“卑職就多謝柴山長官了!”
聽到柴山建四郎的安排,熊建東臉上的表情也輕松了許多。
說完這些,他還特意朝梁仲春和沈飛等人表示了感謝。
眾人也沒有在梅機關多逗留,柴山建四郎派專車將熊建東送去休息之后,沈飛和青木武重等人也離開了梅機關。
李師群這一次并沒有直接回到76號,反倒是跟著青木武重來到來到了特高課
剛回到辦公室,他就迫不及待地和青木武重說道,“青木長官,沈飛這一次做的也太過分了吧!”

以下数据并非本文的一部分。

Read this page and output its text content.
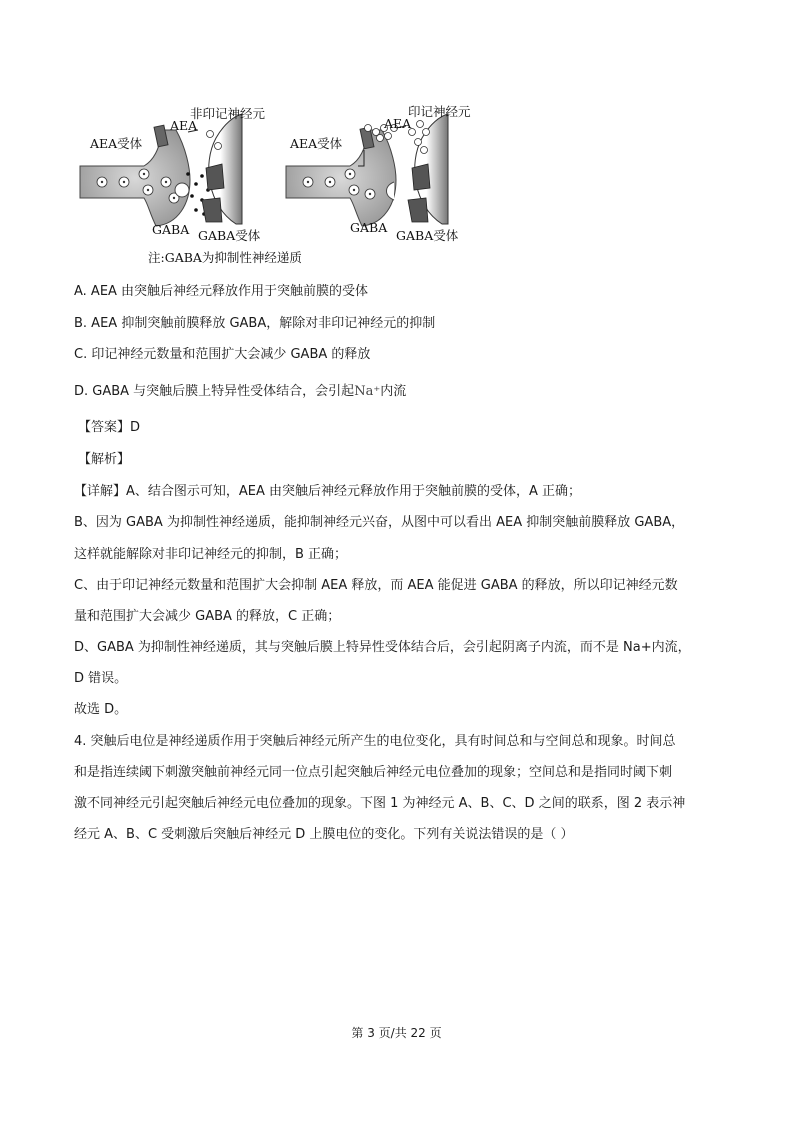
非印记神经元
AEA
AEA受体
GABA GABA受体
印记神经元
AEA
AEA受体
GABA
GABA受体
注:GABA为抑制性神经递质
A. AEA 由突触后神经元释放作用于突触前膜的受体
B. AEA 抑制突触前膜释放 GABA，解除对非印记神经元的抑制
C. 印记神经元数量和范围扩大会减少 GABA 的释放
D. GABA 与突触后膜上特异性受体结合，会引起Na⁺内流
【答案】D
【解析】
【详解】A、结合图示可知，AEA 由突触后神经元释放作用于突触前膜的受体，A 正确；
B、因为 GABA 为抑制性神经递质，能抑制神经元兴奋，从图中可以看出 AEA 抑制突触前膜释放 GABA，
这样就能解除对非印记神经元的抑制，B 正确；
C、由于印记神经元数量和范围扩大会抑制 AEA 释放，而 AEA 能促进 GABA 的释放，所以印记神经元数
量和范围扩大会减少 GABA 的释放，C 正确；
D、GABA 为抑制性神经递质，其与突触后膜上特异性受体结合后，会引起阴离子内流，而不是 Na+内流，
D 错误。
故选 D。
4. 突触后电位是神经递质作用于突触后神经元所产生的电位变化，具有时间总和与空间总和现象。时间总
和是指连续阈下刺激突触前神经元同一位点引起突触后神经元电位叠加的现象；空间总和是指同时阈下刺
激不同神经元引起突触后神经元电位叠加的现象。下图 1 为神经元 A、B、C、D 之间的联系，图 2 表示神
经元 A、B、C 受刺激后突触后神经元 D 上膜电位的变化。下列有关说法错误的是（ ）
第 3 页/共 22 页
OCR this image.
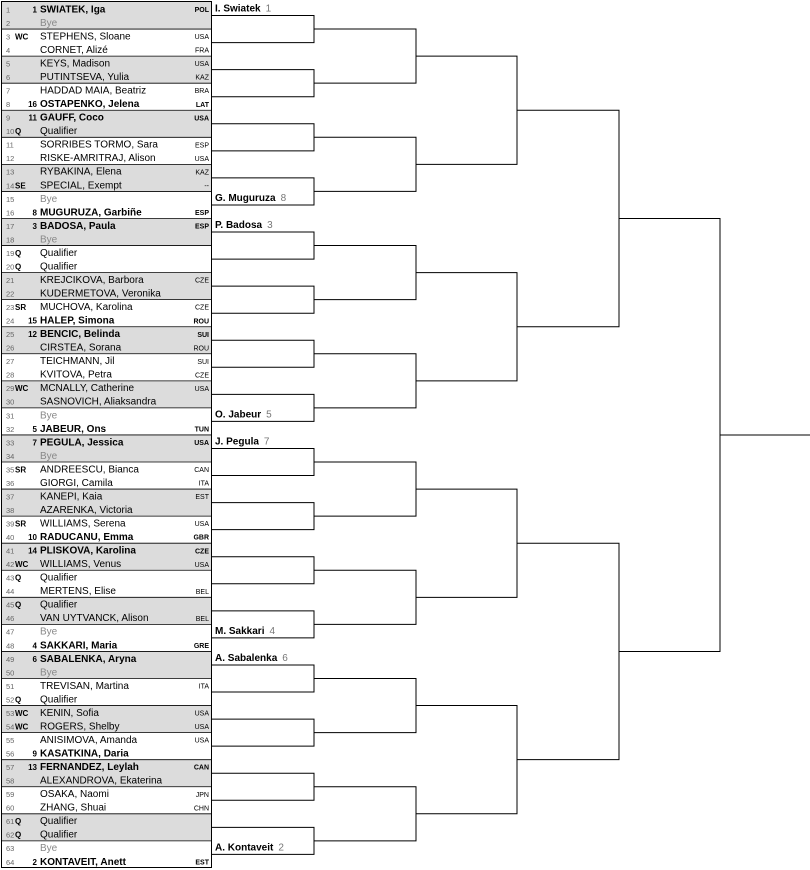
1	1 SWIATEK, Iga	POL
2	Bye
3 WC STEPHENS, Sloane	USA
4	CORNET, Alizé	FRA
5	KEYS, Madison	USA
6	PUTINTSEVA, Yulia	KAZ
7	HADDAD MAIA, Beatriz	BRA
8 16 OSTAPENKO, Jelena	LAT
9 11 GAUFF, Coco	USA
10 Q Qualifier
11	SORRIBES TORMO, Sara	ESP
12	RISKE-AMRITRAJ, Alison	USA
13	RYBAKINA, Elena	KAZ
14 SE SPECIAL, Exempt	--
15	Bye
16 8 MUGURUZA, Garbiñe	ESP
17 3 BADOSA, Paula	ESP
18	Bye
19 Q Qualifier
20 Q Qualifier
21	KREJCIKOVA, Barbora	CZE
22	KUDERMETOVA, Veronika
23 SR MUCHOVA, Karolina	CZE
24 15 HALEP, Simona	ROU
25 12 BENCIC, Belinda	SUI
26	CIRSTEA, Sorana	ROU
27	TEICHMANN, Jil	SUI
28	KVITOVA, Petra	CZE
29 WC MCNALLY, Catherine	USA
30	SASNOVICH, Aliaksandra
31	Bye
32 5 JABEUR, Ons	TUN
33 7 PEGULA, Jessica	USA
34	Bye
35 SR ANDREESCU, Bianca	CAN
36	GIORGI, Camila	ITA
37	KANEPI, Kaia	EST
38	AZARENKA, Victoria
39 SR WILLIAMS, Serena	USA
40 10 RADUCANU, Emma	GBR
41 14 PLISKOVA, Karolina	CZE
42 WC WILLIAMS, Venus	USA
43 Q Qualifier
44	MERTENS, Elise	BEL
45 Q Qualifier
46	VAN UYTVANCK, Alison	BEL
47	Bye
48 4 SAKKARI, Maria	GRE
49 6 SABALENKA, Aryna
50	Bye
51	TREVISAN, Martina	ITA
52 Q Qualifier
53 WC KENIN, Sofia	USA
54 WC ROGERS, Shelby	USA
55	ANISIMOVA, Amanda	USA
56 9 KASATKINA, Daria
57 13 FERNANDEZ, Leylah	CAN
58	ALEXANDROVA, Ekaterina
59	OSAKA, Naomi	JPN
60	ZHANG, Shuai	CHN
61 Q Qualifier
62 Q Qualifier
63	Bye
64 2 KONTAVEIT, Anett	EST
I. Swiatek 1
G. Muguruza 8
P. Badosa 3
O. Jabeur 5
J. Pegula 7
M. Sakkari 4
A. Sabalenka 6
A. Kontaveit 2
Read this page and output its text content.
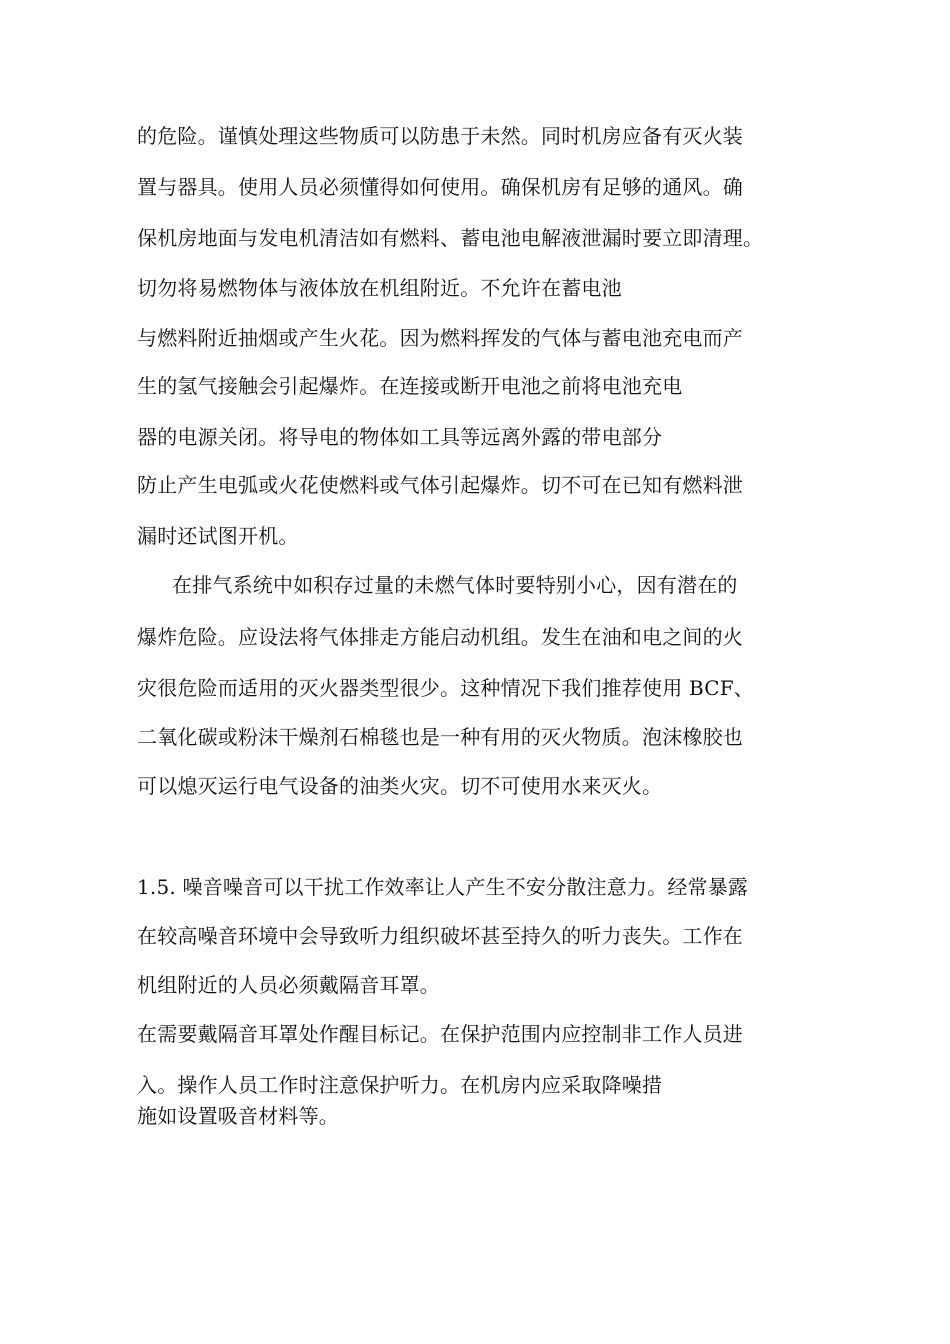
的危险。谨慎处理这些物质可以防患于未然。同时机房应备有灭火装
置与器具。使用人员必须懂得如何使用。确保机房有足够的通风。确
保机房地面与发电机清洁如有燃料、蓄电池电解液泄漏时要立即清理。
切勿将易燃物体与液体放在机组附近。不允许在蓄电池
与燃料附近抽烟或产生火花。因为燃料挥发的气体与蓄电池充电而产
生的氢气接触会引起爆炸。在连接或断开电池之前将电池充电
器的电源关闭。将导电的物体如工具等远离外露的带电部分
防止产生电弧或火花使燃料或气体引起爆炸。切不可在已知有燃料泄
漏时还试图开机。
在排气系统中如积存过量的未燃气体时要特别小心，因有潜在的
爆炸危险。应设法将气体排走方能启动机组。发生在油和电之间的火
灾很危险而适用的灭火器类型很少。这种情况下我们推荐使用 BCF、
二氧化碳或粉沫干燥剂石棉毯也是一种有用的灭火物质。泡沫橡胶也
可以熄灭运行电气设备的油类火灾。切不可使用水来灭火。
1.5. 噪音噪音可以干扰工作效率让人产生不安分散注意力。经常暴露
在较高噪音环境中会导致听力组织破坏甚至持久的听力丧失。工作在
机组附近的人员必须戴隔音耳罩。
在需要戴隔音耳罩处作醒目标记。在保护范围内应控制非工作人员进
入。操作人员工作时注意保护听力。在机房内应采取降噪措
施如设置吸音材料等。
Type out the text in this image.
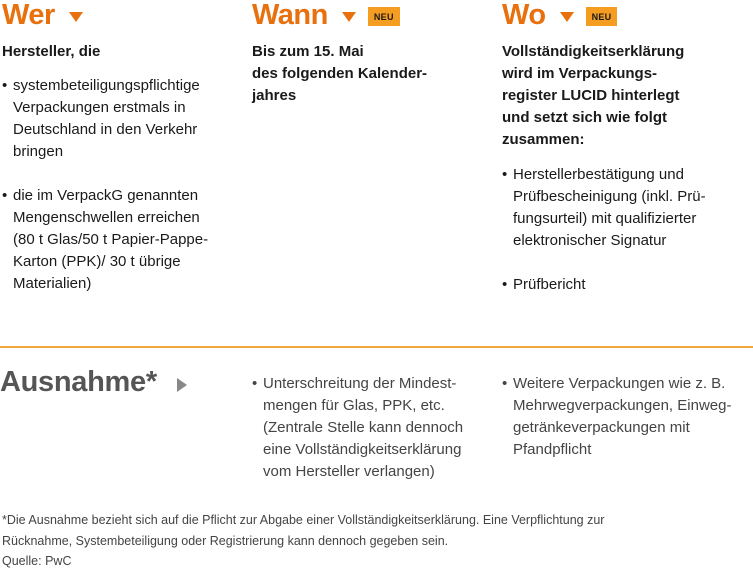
Wer
Hersteller, die
• systembeteiligungspflichtige
Verpackungen erstmals in
Deutschland in den Verkehr
bringen
• die im VerpackG genannten
Mengenschwellen erreichen
(80 t Glas/50 t Papier-Pappe-
Karton (PPK)/ 30 t übrige
Materialien)
Wann	NEU
Bis zum 15. Mai
des folgenden Kalender-
jahres
Wo	NEU
Vollständigkeitserklärung
wird im Verpackungs-
register LUCID hinterlegt
und setzt sich wie folgt
zusammen:
• Herstellerbestätigung und
Prüfbescheinigung (inkl. Prü-
fungsurteil) mit qualifizierter
elektronischer Signatur
• Prüfbericht
Ausnahme*
•	Unterschreitung der Mindest-
mengen für Glas, PPK, etc.
(Zentrale Stelle kann dennoch
eine Vollständigkeitserklärung
vom Hersteller verlangen)
• Weitere Verpackungen wie z. B.
Mehrwegverpackungen, Einweg-
getränkeverpackungen mit
Pfandpflicht
*Die Ausnahme bezieht sich auf die Pflicht zur Abgabe einer Vollständigkeitserklärung. Eine Verpflichtung zur
Rücknahme, Systembeteiligung oder Registrierung kann dennoch gegeben sein.
Quelle: PwC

“他這是干什么?熊建東剛來,就要故意渲染我們的威脅了么?”
“柴山機關長這一次找我們,明顯是已經在抱怨我們了!”
聽到李師群的話,青木武重沒有直接回答,反倒是再次朝李師群問道,“李主任,這個節骨眼上,我勸你收起不該有的心思。”
剛才在回來的路上,青木武重就已經想過這個問題。
沈飛這一次鬧出這么大的陣仗,肯定不會僅僅是栽贓嫁禍那么簡單。
畢竟,柴山建四郎是向著他的,熊建東也是他搞來的。
在這樣的情況下,他完全沒有必要多此一舉!
以他對沈飛的了解,肯定是李師群在背后做了什么事情,才引起沈飛警覺的。
“青木長官,卑職實在是冤枉啊!”
“這一次我真是什么都沒有做,分明就是他沈飛故意搞出來的,他擺明了是要誣陷我!”
“請長官明察啊!”
李師群現在看上去委屈極了,就像是個委屈的小媳婦,他盡力的給辯解道,“青木長官,你不能相信沈飛這一派胡言啊!”
看到李師群的樣子,青木武重也沒有什么。
事情已經發展到這個地步,他對于剛才自己在梅機關的決定也比較滿意,自然懶得計較。
只是他在最后還是提醒了李師群一句。
“李主任,我不管你心中到底怎么想,但現在是敏感時期,你心中就算是有一萬個不愿意,這段時間也給我安靜點。”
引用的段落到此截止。